Hundreds of nonprofit groups are bringing officials to Capitol Hill this week to plead with the nation's congressional members and their staff to leave the charitable deduction intact. They argue that any new limits on these deductions will undermine giving and ultimately hurt those who rely on nonprofit services.
The change that President Barack Obama has trumpeted would cap the charitable deduction at 28% of income for couples making more than $250,000 and individuals earning more than $200,000. The current deduction for these groups is as high as 35%.
But an alternative that Republican presidential candidate Mitt Romney discussed on the campaign trail has recently resurfaced. That approach would limit all personal deductions to $25,000, including those taken for home mortgage interest, child tax credits, local and state taxes, and charity.
“Especially for higher-dollar donors, the dollar cap would be much, much worse than a percentage cap of 28%,” said Evan Liddiard, tax policy expert at Urban Swirski & Associates LLC, who advises on charities. “We should be focused on all kinds of caps, but particularly dollar caps because they will have the most devastating impact on the nonprofit community.”
With a dollar cap on deductions, it's expected that Americans would first use up their allotted tax savings with items such as their mortgage interest and state taxes, and that there would be none or just a small amount left for giving tax-efficiently to charities, said Steve Taylor, senior vice president for public policy at United Way Worldwide.
“Wherever you draw that line, you effectively eliminate the charitable deduction for some class of donors,” Mr. Taylor said.
To compare the impact of the two proposals, Mr. Liddiard looked at how a married couple with two children earning $400,000 and contributing $40,000 to charity would be hit. The 28% cap would provide $4,500 less in tax savings for that family, which under today's law can deduct 31%.

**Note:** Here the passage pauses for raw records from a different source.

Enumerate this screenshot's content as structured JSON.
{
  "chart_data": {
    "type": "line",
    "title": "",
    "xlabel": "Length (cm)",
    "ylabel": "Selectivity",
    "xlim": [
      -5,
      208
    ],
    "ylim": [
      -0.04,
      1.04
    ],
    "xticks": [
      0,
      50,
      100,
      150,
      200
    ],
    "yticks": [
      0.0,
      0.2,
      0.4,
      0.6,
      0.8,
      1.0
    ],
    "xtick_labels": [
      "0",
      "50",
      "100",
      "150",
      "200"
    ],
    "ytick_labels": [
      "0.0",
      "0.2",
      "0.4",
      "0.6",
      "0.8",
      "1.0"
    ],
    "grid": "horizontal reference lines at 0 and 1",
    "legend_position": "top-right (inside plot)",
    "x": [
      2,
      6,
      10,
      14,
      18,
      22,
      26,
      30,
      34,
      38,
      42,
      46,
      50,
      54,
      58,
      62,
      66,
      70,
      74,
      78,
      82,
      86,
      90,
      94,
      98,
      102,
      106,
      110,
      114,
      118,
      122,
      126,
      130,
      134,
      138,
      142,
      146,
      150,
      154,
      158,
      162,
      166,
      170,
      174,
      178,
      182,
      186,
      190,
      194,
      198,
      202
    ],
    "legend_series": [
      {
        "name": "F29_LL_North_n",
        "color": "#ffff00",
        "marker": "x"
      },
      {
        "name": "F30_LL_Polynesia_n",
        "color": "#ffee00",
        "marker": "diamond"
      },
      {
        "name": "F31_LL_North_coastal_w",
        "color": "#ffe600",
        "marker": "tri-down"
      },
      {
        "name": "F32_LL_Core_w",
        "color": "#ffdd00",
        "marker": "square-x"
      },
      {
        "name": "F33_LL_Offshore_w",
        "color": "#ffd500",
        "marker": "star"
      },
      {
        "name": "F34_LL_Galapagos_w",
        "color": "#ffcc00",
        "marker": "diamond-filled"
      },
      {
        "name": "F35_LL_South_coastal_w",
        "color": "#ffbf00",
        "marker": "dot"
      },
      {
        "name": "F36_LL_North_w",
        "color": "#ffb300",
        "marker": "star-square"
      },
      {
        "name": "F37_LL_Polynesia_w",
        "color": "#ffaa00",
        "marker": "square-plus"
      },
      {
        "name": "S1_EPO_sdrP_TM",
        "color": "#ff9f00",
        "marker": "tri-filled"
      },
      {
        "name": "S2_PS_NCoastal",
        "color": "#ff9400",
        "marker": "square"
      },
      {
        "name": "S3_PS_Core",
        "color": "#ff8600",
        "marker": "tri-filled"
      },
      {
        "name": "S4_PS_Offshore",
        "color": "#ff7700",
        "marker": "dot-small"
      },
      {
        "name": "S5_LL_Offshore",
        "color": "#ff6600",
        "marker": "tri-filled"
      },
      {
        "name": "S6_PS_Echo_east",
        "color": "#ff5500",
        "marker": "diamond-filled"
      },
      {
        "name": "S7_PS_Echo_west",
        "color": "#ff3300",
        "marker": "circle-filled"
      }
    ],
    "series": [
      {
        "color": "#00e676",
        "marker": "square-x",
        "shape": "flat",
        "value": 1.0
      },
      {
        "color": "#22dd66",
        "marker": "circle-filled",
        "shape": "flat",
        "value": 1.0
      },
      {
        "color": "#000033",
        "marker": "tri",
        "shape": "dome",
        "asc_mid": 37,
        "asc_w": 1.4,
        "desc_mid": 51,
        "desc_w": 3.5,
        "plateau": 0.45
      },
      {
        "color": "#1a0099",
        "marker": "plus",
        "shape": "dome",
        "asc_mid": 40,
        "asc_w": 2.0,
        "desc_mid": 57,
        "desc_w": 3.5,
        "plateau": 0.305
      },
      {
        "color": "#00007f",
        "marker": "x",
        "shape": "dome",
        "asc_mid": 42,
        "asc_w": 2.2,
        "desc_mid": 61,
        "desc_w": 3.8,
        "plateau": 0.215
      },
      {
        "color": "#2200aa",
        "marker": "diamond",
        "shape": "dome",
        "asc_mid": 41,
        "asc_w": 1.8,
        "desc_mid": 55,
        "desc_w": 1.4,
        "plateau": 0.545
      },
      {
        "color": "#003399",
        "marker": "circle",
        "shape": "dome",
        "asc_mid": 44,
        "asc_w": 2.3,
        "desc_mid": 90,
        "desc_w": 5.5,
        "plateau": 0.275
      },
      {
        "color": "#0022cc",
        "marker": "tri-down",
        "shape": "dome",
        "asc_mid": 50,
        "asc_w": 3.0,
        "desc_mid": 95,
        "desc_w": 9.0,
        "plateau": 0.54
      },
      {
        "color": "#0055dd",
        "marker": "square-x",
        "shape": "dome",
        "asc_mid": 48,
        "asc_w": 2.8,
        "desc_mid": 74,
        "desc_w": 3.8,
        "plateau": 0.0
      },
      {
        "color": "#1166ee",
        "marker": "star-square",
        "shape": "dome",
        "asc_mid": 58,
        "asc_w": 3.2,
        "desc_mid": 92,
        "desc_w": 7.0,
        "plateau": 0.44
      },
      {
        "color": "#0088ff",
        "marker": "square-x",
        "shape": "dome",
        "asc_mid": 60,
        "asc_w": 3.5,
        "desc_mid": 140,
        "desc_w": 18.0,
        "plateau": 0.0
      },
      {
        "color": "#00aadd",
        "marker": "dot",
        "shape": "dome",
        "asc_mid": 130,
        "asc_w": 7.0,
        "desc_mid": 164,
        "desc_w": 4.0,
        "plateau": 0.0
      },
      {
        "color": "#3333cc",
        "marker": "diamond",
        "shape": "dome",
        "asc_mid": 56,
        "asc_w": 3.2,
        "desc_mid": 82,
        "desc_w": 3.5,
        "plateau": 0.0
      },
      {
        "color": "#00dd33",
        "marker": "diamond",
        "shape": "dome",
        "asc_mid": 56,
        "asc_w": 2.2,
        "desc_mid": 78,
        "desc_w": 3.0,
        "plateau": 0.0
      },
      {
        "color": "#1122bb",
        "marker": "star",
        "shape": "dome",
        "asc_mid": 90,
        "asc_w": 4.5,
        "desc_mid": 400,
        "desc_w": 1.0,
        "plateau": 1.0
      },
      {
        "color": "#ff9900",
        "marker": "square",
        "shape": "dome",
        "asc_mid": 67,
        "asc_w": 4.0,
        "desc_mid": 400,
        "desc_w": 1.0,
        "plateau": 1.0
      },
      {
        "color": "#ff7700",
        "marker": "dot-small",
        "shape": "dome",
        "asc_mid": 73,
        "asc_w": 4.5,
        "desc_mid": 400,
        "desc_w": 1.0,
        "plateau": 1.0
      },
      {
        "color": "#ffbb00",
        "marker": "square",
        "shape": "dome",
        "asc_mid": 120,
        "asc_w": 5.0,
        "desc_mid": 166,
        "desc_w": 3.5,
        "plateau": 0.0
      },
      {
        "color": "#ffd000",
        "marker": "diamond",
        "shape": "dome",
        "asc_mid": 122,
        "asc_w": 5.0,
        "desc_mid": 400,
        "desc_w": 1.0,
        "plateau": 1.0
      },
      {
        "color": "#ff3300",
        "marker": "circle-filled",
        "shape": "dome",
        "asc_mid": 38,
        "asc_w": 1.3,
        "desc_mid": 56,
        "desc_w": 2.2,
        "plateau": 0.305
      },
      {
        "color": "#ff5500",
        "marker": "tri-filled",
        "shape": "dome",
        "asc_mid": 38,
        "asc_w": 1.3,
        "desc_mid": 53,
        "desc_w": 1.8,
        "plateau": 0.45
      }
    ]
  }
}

That same family would lose about five times that amount in tax benefits under the $25,000 cap (assuming that the family qualified for a total of $91,000 in deductions for charity, mortgage interest, and state and local taxes). The $66,000 spent beyond that cap would translate to about $22,000 less in tax savings, Mr. Liddiard said.
For a family making $3 million and donating $300,000, the 28% cap would take away $42,000 of their tax savings, assuming that they could take the maximum 35% deduction. The $25,000 cap would wipe out more$200,000 of their tax benefits, assuming that they claimed a total of about $600,000 in deductions.
Howard Gleckman, a resident fellow at the Tax Policy Center, said the two approaches are difficult to compare, because it depends on a person's tax situation, such as whether they have paid off their mortgage.
Regardless, the deduction for charitable contributions always benefits high-income people far more than those with lower income because many lower- and middle-income families don't itemize, he said. In fact, 70% of taxpayers don't itemize and just take the standard deduction. For those taxpayers, a change either way won't make a difference.